The first chapters are imbued with nostalgia as Buruma recalls a more raucous theater scene and much edgier city. I came to Japan about twenty years after Buruma and also lived and worked around the Ikebukuro area, and while Buruma's experience was much different from mine, parts of his memoir brought me back to the wilder Tokyo of the 90s.


Buruma shares anecdotes about outrageous times with eccentrics and outsiders, and dabbles once or twice in their performances. He writes about bizarre carnival acts, romance porn films (roma porn), fashion photographers, tattoo artists, and his short documentary on the training and work of a department store elevator girl. I read a review that referred to the book as a journey into Tokyo's underworld, but outside of the arts it's not. While Buruma encountered underworld figures, he didn't enter their realm; he rather brushed by it occasionally—his preference it seems. He didn't move to the "plebeian shitamachi" (lower city) despite part of him wanting to, he left the cabarets to acquaintances, and he met a few who were perhaps connected to yakuza crime families or the Japanese Red Army but didn't hang out with the underworld figures himself. Nevertheless, his relationships with those in experimental theater troupes and traveling players, belonging to a weird world of their own, would have been quite a feat for a foreigner.


Buruma paints a vivid picture of a Tokyo that has changed over the past forty to fifty years, particularly its avant-garde theater scene, and seems to lament the city's east-to-west shift of its nightlife and fashion hubs. He mentions a number of important Japanese and French films, but each time Donald Ritchie's name popped up, I got the impression Buruma was reluctant to delve into Japanese cinema in this book, perhaps because that was Ritchie's area of expertise.

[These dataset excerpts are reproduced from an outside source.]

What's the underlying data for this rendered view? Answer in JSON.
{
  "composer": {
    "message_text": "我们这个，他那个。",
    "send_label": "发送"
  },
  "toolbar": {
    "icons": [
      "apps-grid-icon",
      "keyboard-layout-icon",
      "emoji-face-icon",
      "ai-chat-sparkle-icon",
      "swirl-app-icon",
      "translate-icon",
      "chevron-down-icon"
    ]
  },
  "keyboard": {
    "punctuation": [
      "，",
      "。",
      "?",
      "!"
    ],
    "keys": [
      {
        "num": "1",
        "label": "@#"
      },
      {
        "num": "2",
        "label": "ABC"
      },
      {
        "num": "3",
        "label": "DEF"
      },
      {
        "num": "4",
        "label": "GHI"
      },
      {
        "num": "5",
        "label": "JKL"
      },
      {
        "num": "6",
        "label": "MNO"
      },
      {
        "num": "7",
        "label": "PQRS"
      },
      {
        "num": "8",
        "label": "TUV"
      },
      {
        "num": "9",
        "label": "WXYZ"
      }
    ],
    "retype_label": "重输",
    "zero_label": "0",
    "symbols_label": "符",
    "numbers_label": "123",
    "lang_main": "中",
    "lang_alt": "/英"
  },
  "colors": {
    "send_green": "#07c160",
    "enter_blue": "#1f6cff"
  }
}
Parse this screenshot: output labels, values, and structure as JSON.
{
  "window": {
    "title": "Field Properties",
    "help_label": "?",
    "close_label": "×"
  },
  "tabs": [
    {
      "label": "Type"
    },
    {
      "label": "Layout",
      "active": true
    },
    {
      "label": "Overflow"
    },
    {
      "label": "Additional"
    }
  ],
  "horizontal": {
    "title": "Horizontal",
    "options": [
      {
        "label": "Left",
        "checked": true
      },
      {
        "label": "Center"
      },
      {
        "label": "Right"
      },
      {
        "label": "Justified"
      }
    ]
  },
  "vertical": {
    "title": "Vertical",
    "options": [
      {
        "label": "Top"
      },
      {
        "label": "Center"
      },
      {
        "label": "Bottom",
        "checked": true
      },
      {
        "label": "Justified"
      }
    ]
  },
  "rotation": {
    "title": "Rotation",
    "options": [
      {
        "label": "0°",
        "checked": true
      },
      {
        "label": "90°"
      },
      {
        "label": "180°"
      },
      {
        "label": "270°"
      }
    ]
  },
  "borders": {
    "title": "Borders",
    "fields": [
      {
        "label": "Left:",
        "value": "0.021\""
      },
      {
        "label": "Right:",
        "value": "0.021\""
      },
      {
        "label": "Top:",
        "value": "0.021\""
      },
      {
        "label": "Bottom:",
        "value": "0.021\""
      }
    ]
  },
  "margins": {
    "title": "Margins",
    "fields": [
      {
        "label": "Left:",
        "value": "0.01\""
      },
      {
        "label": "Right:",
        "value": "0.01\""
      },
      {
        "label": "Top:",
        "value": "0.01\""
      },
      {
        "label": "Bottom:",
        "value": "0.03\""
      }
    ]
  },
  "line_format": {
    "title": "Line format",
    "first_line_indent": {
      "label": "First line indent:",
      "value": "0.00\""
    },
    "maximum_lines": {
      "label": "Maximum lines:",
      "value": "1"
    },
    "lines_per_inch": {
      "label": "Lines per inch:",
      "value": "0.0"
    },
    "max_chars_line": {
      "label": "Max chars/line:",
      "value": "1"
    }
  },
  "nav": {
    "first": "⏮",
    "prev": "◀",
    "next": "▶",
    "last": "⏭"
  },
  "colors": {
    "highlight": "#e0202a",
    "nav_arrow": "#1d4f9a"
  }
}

Something that surprised me was Buruma lived in Japan for only six years. I read his The Missionary and the Libertine in 1996, the year it was released and the same year I moved to Japan. This collection of essays shaped many of my initial views of the Japanese and relationships between East and West. At the time and since then, I've thought Buruma lived in Japan for decades because of his wide understanding of its history and culture. At the end of A Tokyo Romance he explains why he had to leave after those six years and how the experience shaped him and made him who he is today.